Further stirring of the pot….

Further stirring of the pot…. 2011-08-18T19:27:59-05:00

For those of you wondering what view of God’s sovereignty Piper MIGHT be talking about in his youtube clip (that we’ve been discussing here), watch and listen to this youtube clip:

Letters Q&A – If God loved the world why did he let Satan control it?

I suspect the crucial word in Piper’s youtube clip (that some have mentioned but most have not) is “ultimately.”  I do think he is saying in that youtube clip that a person who “ultimately” (finally, firmly) rejects God’s way of running the world (as Piper describes it– which I call meticulous providence or divine determinism) is likely to go on to reject God, then to reject the biblical testimony and finally to perish spiritually.

Many of you have wondered here whom he is talking about.  Knowing Piper’s strong antipathy towards open theism, I suspect he is talking about open theists.  I don’t take it that he is condeming them to hell.  I think he is issuing a stern warning about where open theism (and anything very much like it) leads.

I don’t think it is right to interpret him as saying simply that someone who rejects GOD will perish.  That hardly needs to be said, does it?  His point obviously has to do with a person’s acceptance or rejection of God’s sovereignty.  But what view of God’s sovereignty?  Surely he wouldn’t bother to say that a person who rejects any and every view of God’s sovereignty will perish.  Who rejects any and every view of God’s sovereignty? Even process theologians claim to believe in God’s sovereignty.  Clearly, in his youtube clip, Piper is saying that a person who rejects the picture of God’s sovereignty he describes is in danger of perishing IF they go on to reject the biblical witness and God himself.  But the point is, I think, that he sees a trajectory from rejection of his view of God’s sovereignty to rejection of the biblical witness to rejection of God himself.  Whether that is an inexorable trajectory is the issue.  He doesn’t say so.  A hermeneutic of charity keeps me from thinking that is what he means.  I certainly hope it isn’t.

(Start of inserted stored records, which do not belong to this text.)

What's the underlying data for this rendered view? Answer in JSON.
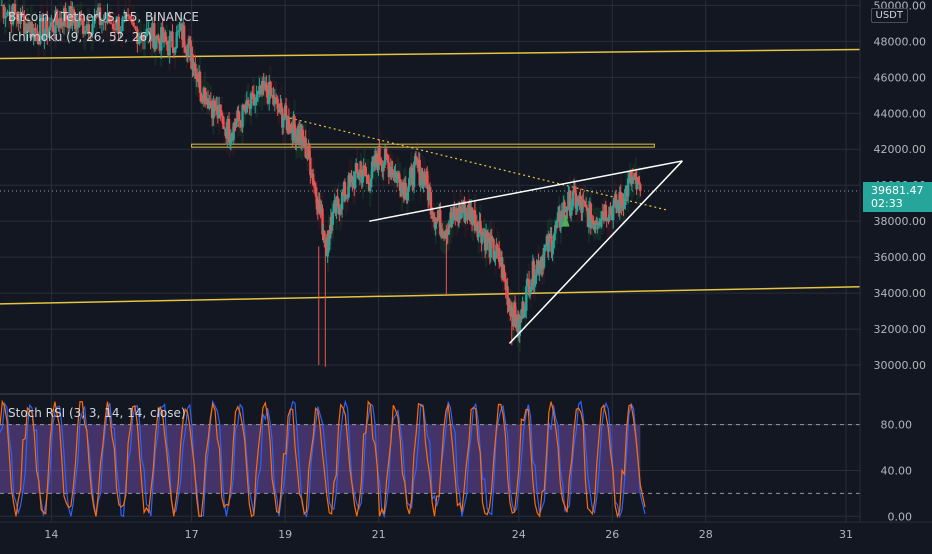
{
  "header": {
    "title": "Bitcoin / TetherUS, 15, BINANCE",
    "indicator": "Ichimoku (9, 26, 52, 26)",
    "oscillator": "Stoch RSI (3, 3, 14, 14, close)",
    "currency": "USDT"
  },
  "last_price": {
    "value": "39681.47",
    "countdown": "02:33"
  },
  "colors": {
    "background": "#131722",
    "grid": "#2a2e39",
    "trendline_yellow": "#e4c441",
    "wedge_white": "#ffffff",
    "candle_up": "#26a69a",
    "candle_down": "#ef5350",
    "cloud_green": "#1e4a2c",
    "cloud_red": "#4a1e22",
    "k_line": "#2962ff",
    "d_line": "#ff6d00",
    "stoch_band": "#7e57c2",
    "price_tag": "#26a69a"
  },
  "chart_data": [
    {
      "type": "line",
      "title": "Bitcoin / TetherUS, 15, BINANCE",
      "x_ticks": [
        "14",
        "17",
        "19",
        "21",
        "24",
        "26",
        "28",
        "31"
      ],
      "y_ticks": [
        "30000.00",
        "32000.00",
        "34000.00",
        "36000.00",
        "38000.00",
        "40000.00",
        "42000.00",
        "44000.00",
        "46000.00",
        "48000.00",
        "50000.00"
      ],
      "ylim": [
        28500,
        50300
      ],
      "xlim": [
        12.9,
        31.3
      ],
      "grid": true,
      "series": [
        {
          "x": [
            12.9,
            13.3,
            13.7,
            14.0,
            14.3,
            14.6,
            15.0,
            15.4,
            15.8,
            16.2,
            16.5,
            16.8,
            17.0,
            17.2,
            17.5,
            17.8,
            18.0,
            18.3,
            18.6,
            18.9,
            19.1,
            19.3,
            19.5,
            19.7,
            19.9,
            20.0,
            20.2,
            20.4,
            20.6,
            20.8,
            21.0,
            21.2,
            21.4,
            21.6,
            21.8,
            22.0,
            22.2,
            22.4,
            22.6,
            22.8,
            23.0,
            23.2,
            23.4,
            23.6,
            23.8,
            24.0,
            24.2,
            24.4,
            24.6,
            24.8,
            25.0,
            25.2,
            25.4,
            25.6,
            25.8,
            26.0,
            26.2,
            26.4,
            26.6
          ],
          "values": [
            50000,
            49300,
            48500,
            48800,
            49500,
            48900,
            49200,
            49000,
            48600,
            48300,
            47800,
            48500,
            47300,
            45500,
            44200,
            43000,
            43600,
            44500,
            45300,
            44000,
            43400,
            42800,
            41700,
            39100,
            36600,
            38200,
            39200,
            40100,
            40800,
            40300,
            41600,
            41200,
            40500,
            39800,
            41000,
            40300,
            38300,
            37600,
            38200,
            38600,
            38400,
            37500,
            36500,
            35800,
            33500,
            32000,
            34500,
            35600,
            36500,
            37500,
            38900,
            39200,
            38600,
            38000,
            38600,
            38700,
            39100,
            40300,
            39681
          ]
        }
      ],
      "annotations": {
        "yellow_channel_upper": [
          [
            12.9,
            47050
          ],
          [
            31.3,
            47550
          ]
        ],
        "yellow_channel_lower": [
          [
            12.9,
            33400
          ],
          [
            31.3,
            34350
          ]
        ],
        "horizontal_resistance": 42200,
        "dotted_trendline": [
          [
            19.0,
            43800
          ],
          [
            27.2,
            38600
          ]
        ],
        "wedge_upper": [
          [
            20.8,
            38000
          ],
          [
            27.5,
            41350
          ]
        ],
        "wedge_lower": [
          [
            23.8,
            31200
          ],
          [
            27.5,
            41350
          ]
        ]
      }
    },
    {
      "type": "line",
      "title": "Stoch RSI (3, 3, 14, 14, close)",
      "y_ticks": [
        "0.00",
        "40.00",
        "80.00"
      ],
      "ylim": [
        -5,
        105
      ],
      "band": [
        20,
        80
      ],
      "series": [
        {
          "name": "K",
          "color": "#2962ff"
        },
        {
          "name": "D",
          "color": "#ff6d00"
        }
      ],
      "end_values": {
        "K": 2,
        "D": 8
      }
    }
  ]
}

Still, even if he doesn’t mean that, his warning is too harsh.  I do not see any trajectory from open theism to rejecting the biblical witness to rejecting God.  One could just as easily posit a trajectory from rejecting free will to rejecting the biblical witness to rejecting God.  Wesley certainly posited just such a trajectory in Predestination Calmly Considered and other anti-Calvinist writings.  But Wesley did not make it an inexorable trajectory.  I hope Piper doesn’t mean his trajectory is.  But I know some in the “young, restless, Reformed” movement do think that.